The record-setting deficits were expected to decline somewhat during the remainder of the 2020s before soaring again as the aging of the population continues. Newly stimulated deficits will decline less and soar more.

But the real worry is the total accumulation of debt CBO foresees — the compounding result of policies enacted over many decades by administrations and congresses controlled by both parties (and again, on tap even without the exuberant progressive agenda the new powers in Washington are working on).

By 2031, just 10 years from now, CBO projected, total debt "would equal 107 percent of GDP, its highest level in the nation's history."

Three decades from now, if the flow of red ink doesn't slow (never mind if it intensifies), America's debt would be "by far the highest" it has ever been, CBO estimates, at more than twice the size of the entire economy's annual output. And it would be "on track to increase further."

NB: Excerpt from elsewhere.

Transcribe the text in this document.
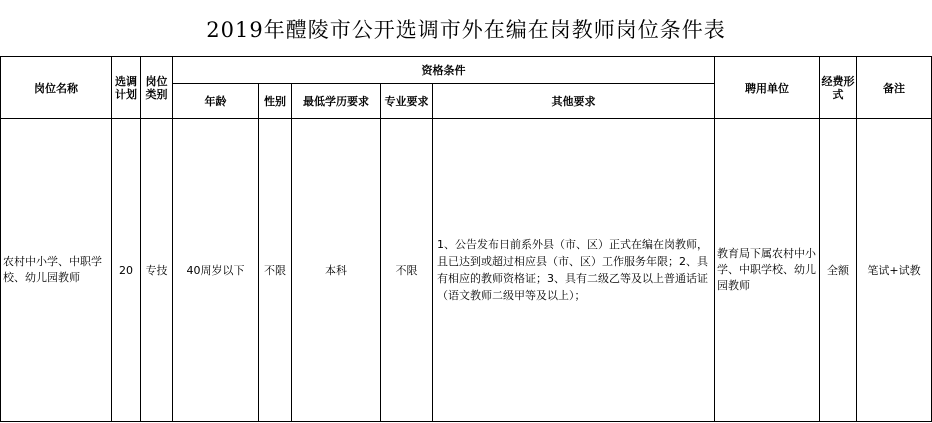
2019年醴陵市公开选调市外在编在岗教师岗位条件表
岗位名称	选调计划	岗位类别	资格条件					聘用单位	经费形式	备注
			年龄	性别	最低学历要求	专业要求	其他要求			
农村中小学、中职学校、幼儿园教师	20	专技	40周岁以下	不限	本科	不限	1、公告发布日前系外县（市、区）正式在编在岗教师，且已达到或超过相应县（市、区）工作服务年限；2、具有相应的教师资格证；3、具有二级乙等及以上普通话证（语文教师二级甲等及以上）；	教育局下属农村中小学、中职学校、幼儿园教师	全额	笔试+试教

"So what?" is the likely response from a certain kind of new-breed progressive, intoxicated with trailblazing economic theories that all have the pleasing quality of affirming the wisdom of progressive ideology. A fuzzy but fashionable hypothesis called Modern Monetary Theory holds that any government which controls its own currency doesn't really need to worry about how much debt it takes on.

Fact is, while year after year political factions have taken turns proclaiming that they abhor large deficits, American government has consistently behaved as if it believes government debt has little sting for about a half century now. But CBO, with its old-fashioned ideas, doesn't think this can go on without disagreeable results.

"Persistently rising debt as a percentage of GDP," the agency says, would "pose significant risks. … It would increase the risk of a fiscal crisis … in which investors lose confidence in the U.S. government's ability to service and repay its debt, causing interest rates to increase abruptly, inflation to spiral upward, or other disruptions. … And it would increase the likelihood of less abrupt, but still significant, adverse effects, such as expectations of higher rates of inflation, an erosion of confidence in the U.S. dollar as an international reserve currency, and more difficulty in financing public and private activity in international markets."

Debt has its uses, of course, CBO acknowledges, including "to respond to unforeseen events or … to promote economic activity or strengthen national defense [or] provide support to the economy during challenging times, such as the current pandemic."

The political pretenders aren't altogether wrong when they insist that much depends on how borrowed funds are used. Debt-financed spending that strengthened the productivity of the economy — what CBO calls "high-quality and effective federal investment" (think upgrades of infrastructure, or research funding) — could help America produce the actual housing, haircuts and health care an aging population will need in the years ahead.

But those gains "would only partially mitigate the adverse consequences of greater borrowing."

What's worse, "effective investment" is not primarily what we're spending all this borrowed money for. Interest payments on past borrowings and current consumption spending are the main things the modern federal government does.

Under current trends, CBO projects, "spending for Social Security, Medicare, and Medicaid for people age 65 or older would account for about half of all federal noninterest spending by 2051, rising from about one-third in 2021."

So this trajectory won't be easy to change, even if our leaders were ever to decide to try.